Je regarderais comment la télévision russe couvre la situation. Le ton qu’ils emploient pour parler de Prigojine et de son héritage indiquera la manière dont le Kremlin tente de façonner l’opinion publique. Quelle histoire préservera-t-elle et quelle histoire réécrira-t-elle concernant le rôle joué par Wagner et Prigojine dans la guerre ? J’examinerais également comment évolue l’enquête officielle – si elle tente de présenter une version acceptable des événements ou si elle minimise l’importance de ce qui s’est passé.
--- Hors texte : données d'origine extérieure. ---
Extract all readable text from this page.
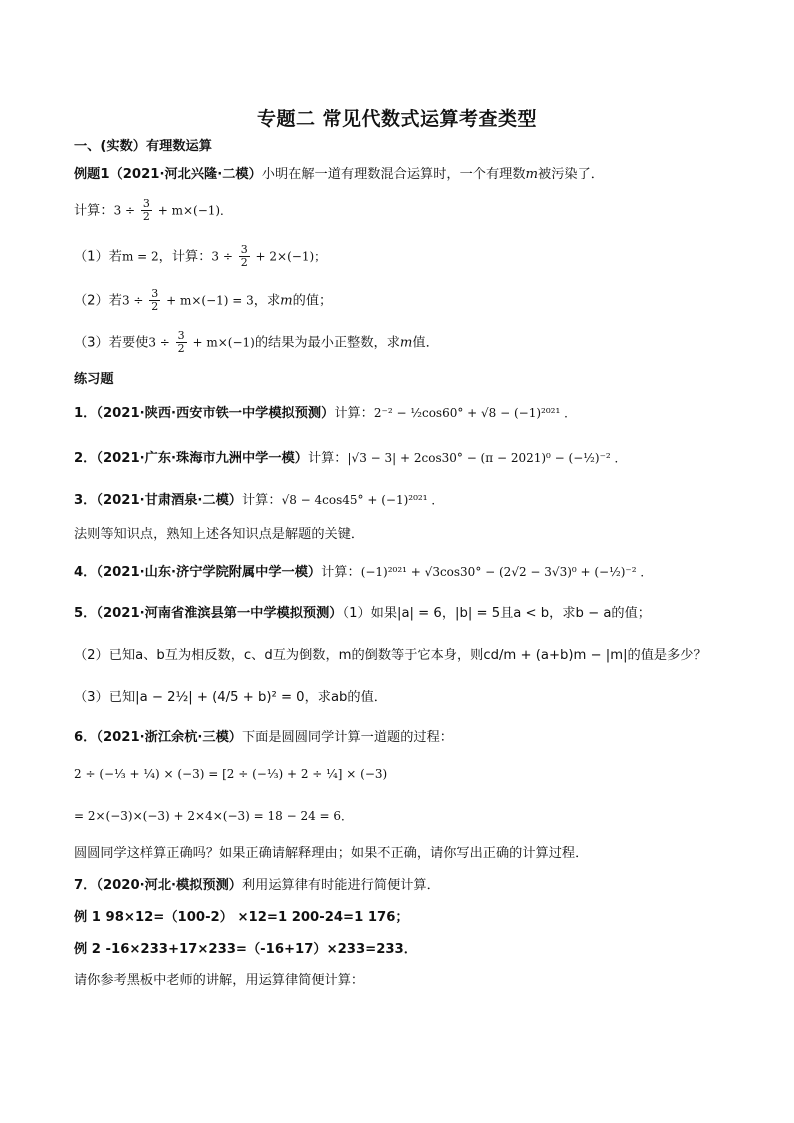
专题二 常见代数式运算考查类型
一、(实数）有理数运算
例题1（2021·河北兴隆·二模）小明在解一道有理数混合运算时，一个有理数m被污染了．
计算：$3 \div \frac{3}{2} + m\times(-1)$．
（1）若m = 2，计算：$3 \div \frac{3}{2} + 2\times(-1)$；
（2）若$3 \div \frac{3}{2} + m\times(-1) = 3$，求m的值；
（3）若要使$3 \div \frac{3}{2} + m\times(-1)$的结果为最小正整数，求m值．
练习题
1．（2021·陕西·西安市铁一中学模拟预测）计算：2⁻² − ½cos60° + √8 − (−1)²⁰²¹ ．
2．（2021·广东·珠海市九洲中学一模）计算：|√3 − 3| + 2cos30° − (π − 2021)⁰ − (−½)⁻² ．
3．（2021·甘肃酒泉·二模）计算：√8 − 4cos45° + (−1)²⁰²¹ ．
法则等知识点，熟知上述各知识点是解题的关键．
4．（2021·山东·济宁学院附属中学一模）计算：(−1)²⁰²¹ + √3cos30° − (2√2 − 3√3)⁰ + (−½)⁻² ．
5．（2021·河南省淮滨县第一中学模拟预测）（1）如果|a| = 6，|b| = 5且a < b，求b − a的值；
（2）已知a、b互为相反数，c、d互为倒数，m的倒数等于它本身，则cd/m + (a+b)m − |m|的值是多少？
（3）已知|a − 2½| + (4/5 + b)² = 0，求ab的值．
6．（2021·浙江余杭·三模）下面是圆圆同学计算一道题的过程：
2 ÷ (−⅓ + ¼) × (−3) = [2 ÷ (−⅓) + 2 ÷ ¼] × (−3)
= 2×(−3)×(−3) + 2×4×(−3) = 18 − 24 = 6．
圆圆同学这样算正确吗？如果正确请解释理由；如果不正确，请你写出正确的计算过程．
7．（2020·河北·模拟预测）利用运算律有时能进行简便计算．
例 1 98×12=（100-2） ×12=1 200-24=1 176；
例 2 -16×233+17×233=（-16+17）×233=233．
请你参考黑板中老师的讲解，用运算律简便计算：
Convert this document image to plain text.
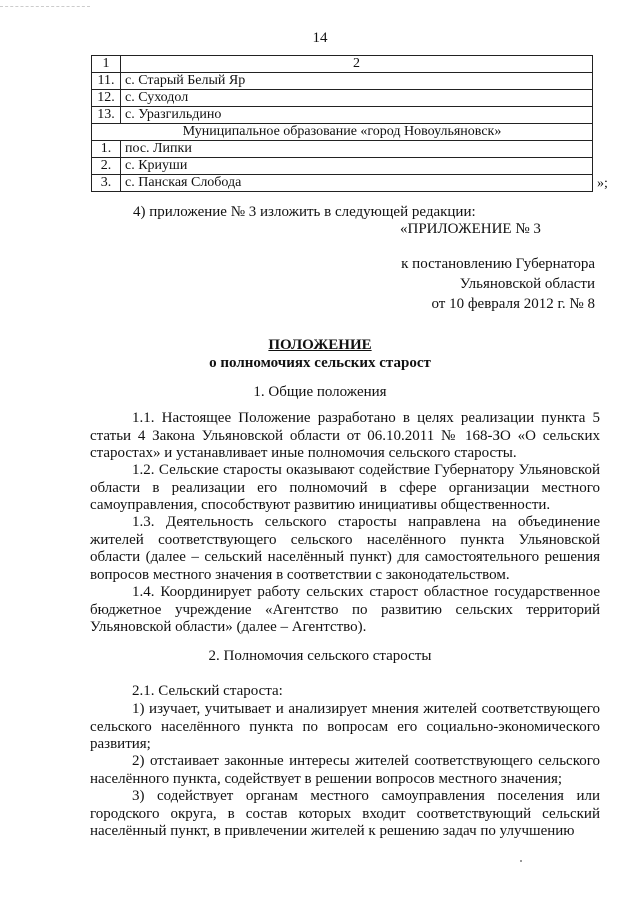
14
1	2
11.	с. Старый Белый Яр
12.	с. Суходол
13.	с. Уразгильдино
Муниципальное образование «город Новоульяновск»	
1.	пос. Липки
2.	с. Криуши
3.	с. Панская Слобода	»;
4) приложение № 3 изложить в следующей редакции:
«ПРИЛОЖЕНИЕ № 3
к постановлению Губернатора
Ульяновской области
от 10 февраля 2012 г. № 8
ПОЛОЖЕНИЕ
о полномочиях сельских старост
1. Общие положения

1.1. Настоящее Положение разработано в целях реализации пункта 5 статьи 4 Закона Ульяновской области от 06.10.2011 № 168-ЗО «О сельских старостах» и устанавливает иные полномочия сельского старосты.

1.2. Сельские старосты оказывают содействие Губернатору Ульяновской области в реализации его полномочий в сфере организации местного самоуправления, способствуют развитию инициативы общественности.

1.3. Деятельность сельского старосты направлена на объединение жителей соответствующего сельского населённого пункта Ульяновской области (далее – сельский населённый пункт) для самостоятельного решения вопросов местного значения в соответствии с законодательством.

1.4. Координирует работу сельских старост областное государственное бюджетное учреждение «Агентство по развитию сельских территорий Ульяновской области» (далее – Агентство).

2. Полномочия сельского старосты

2.1. Сельский староста:

1) изучает, учитывает и анализирует мнения жителей соответствующего сельского населённого пункта по вопросам его социально-экономического развития;

2) отстаивает законные интересы жителей соответствующего сельского населённого пункта, содействует в решении вопросов местного значения;

3) содействует органам местного самоуправления поселения или городского округа, в состав которых входит соответствующий сельский населённый пункт, в привлечении жителей к решению задач по улучшению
Je suivrais également la réaction du camp patriotique conservateur à ce qui s’est passé sur les chaînes Telegram. Ceux qui critiquent le ministère de la Défense : comment vont-ils réagir ? Verrons-nous un certain niveau d’indignation émotionnelle face à ce qui s’est passé ? Seront-ils en colère contre Poutine ? Se sentiront-ils perdus ? Il sera intéressant de voir quels sont leurs sentiments et comment le Kremlin les traite. Nous pouvons également suivre les messages des Russes ordinaires, savoir s’ils considèrent ce qui s’est passé comme un événement important et comment ils le perçoivent. Et bien sûr, nous devrons surveiller de près ce qui arrive à Wagner en Biélorussie.